Oui. C’est un autre cas de figure. Là, les effets servent à créer le monde du film, et permettent de donner l’impression que les acteurs sont en danger alors que ce n’est bien évidemment pas le cas. On peut par exemple placer un acteur au bord d’un précipice virtuel et créer une sensation de vertige. Nous avons créé des environnements, des extensions de décors et des atmosphères de ce type pour certaines scènes. Nous avons aussi eu recours à des câbles et des harnais de sécurité pour protéger les comédiens pendant que nous faisions croire qu’ils tombaient.

Vous avez aussi travaillé avec l’équipe de prises de vues aériennes…

Oui. Nous avons travaillé sur des plans qui ont été filmés depuis un hélicoptère, et avons aussi transformé certaines vues aériennes pour leur donner l’aspect d’images obtenues avec une caméra infrarouge. Ces fausses images infrarouges ont ensuite été insérées sur les écrans du cockpit de l’hélicoptère. J’ai dirigé une autre équipe de prises de vues aérienne qui a tourné rapidement une petite scène, à un autre endroit. Nous avons travaillé sur un plan très intéressant, que je ne peux hélas pas vous décrire sans révéler un des secrets du film…

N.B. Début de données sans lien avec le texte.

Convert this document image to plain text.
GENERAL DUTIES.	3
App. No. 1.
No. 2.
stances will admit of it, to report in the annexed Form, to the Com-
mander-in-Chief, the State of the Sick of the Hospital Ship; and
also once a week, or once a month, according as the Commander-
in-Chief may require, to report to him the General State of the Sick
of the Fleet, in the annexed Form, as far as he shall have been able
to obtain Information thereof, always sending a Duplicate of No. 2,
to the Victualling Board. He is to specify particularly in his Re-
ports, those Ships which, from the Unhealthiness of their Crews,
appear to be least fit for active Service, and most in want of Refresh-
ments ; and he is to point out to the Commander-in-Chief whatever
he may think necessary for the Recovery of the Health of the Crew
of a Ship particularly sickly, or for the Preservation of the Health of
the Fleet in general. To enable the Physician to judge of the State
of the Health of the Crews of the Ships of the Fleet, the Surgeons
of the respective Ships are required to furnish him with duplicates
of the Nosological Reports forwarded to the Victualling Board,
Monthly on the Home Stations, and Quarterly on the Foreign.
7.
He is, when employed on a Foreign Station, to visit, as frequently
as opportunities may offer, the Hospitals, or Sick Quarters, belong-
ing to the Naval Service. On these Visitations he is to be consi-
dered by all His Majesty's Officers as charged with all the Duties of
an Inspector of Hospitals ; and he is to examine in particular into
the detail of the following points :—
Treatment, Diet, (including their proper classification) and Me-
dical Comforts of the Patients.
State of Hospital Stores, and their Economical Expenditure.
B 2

Avez-vous passé beaucoup de temps sur le tournage, dans les paysages glacés du Canada ?

J’ai eu froid pendant un moment sur le tournage, mais j’ai aussi payé des gens très talentueux et très expérimentés de mon équipe pour travailler sur place et avoir froid à leur tour! (rires) Plusieurs équipes de Entity FX se sont succédées au fil des semaines, et ont eu à affronter la neige et le blizzard canadien ! Mais contrairement à ce qu’on pourrait croire en voyant le film, la neige ou l’absence de neige ne sont pas toujours dus à mère nature. Pour assurer une bonne continuité des plans, et pour suivre les indications du script, il a fallu utiliser des effets visuels pour contrôler le climat. Ajouter de la neige quand il ne neigeait pas, et retirer les flocons quand il ne devait pas neiger dans un plan ! J’ai fait des études de cinéma, et je me souviens qu’à la fin du film de François Truffaut Tirez sur le pianiste, on voit des gens se tirer dessus, autour d’une cabane. Dans les plans filmés dans un axe, il neige, et dans ceux filmés dans l’autre, on voit un ciel bleu et un soleil éclatant ! Pendant toute la scène, on passe ainsi de la neige au grand beau temps ! (rires) On sent bien que Truffaut s’est dit « Bon, on ne peut rien faire, alors allons-y comme ça ! ». (rires) Aujourd’hui dans un film Hollywoodien, on ne pourrait pas se permettre ce genre d’approximation. Les gens ont l’habitude de décortiquer un film image par image, et ils repèrent très vite les gaffes ou les erreurs de continuité. Nous avons donc fait en sorte que les plans d’une séquence soient parfaitement homogènes, mêmes quand ils ont été filmés avec des conditions météorologiques très différentes. Les scènes dans lesquelles nous avons ajouté de la neige ont été réalisées grâce à un logiciel qui a été développé par Entity FX, et qui s’appelle Frosty. Ce programme génère de la neige dans un environnement en trois dimensions. Il tient compte de la direction du vent, de sa force, et des turbulences qu’il engendre. Frosty est également capable de créer différentes formes et textures de flocons, et de caler leurs déplacements sur les mouvements de caméras effectués pendant le tournage des prises de vues réelles. Quand les plans sont achevés, on a l’impression de voir de la vraie neige qui tombe, avec un effet de profondeur très réaliste.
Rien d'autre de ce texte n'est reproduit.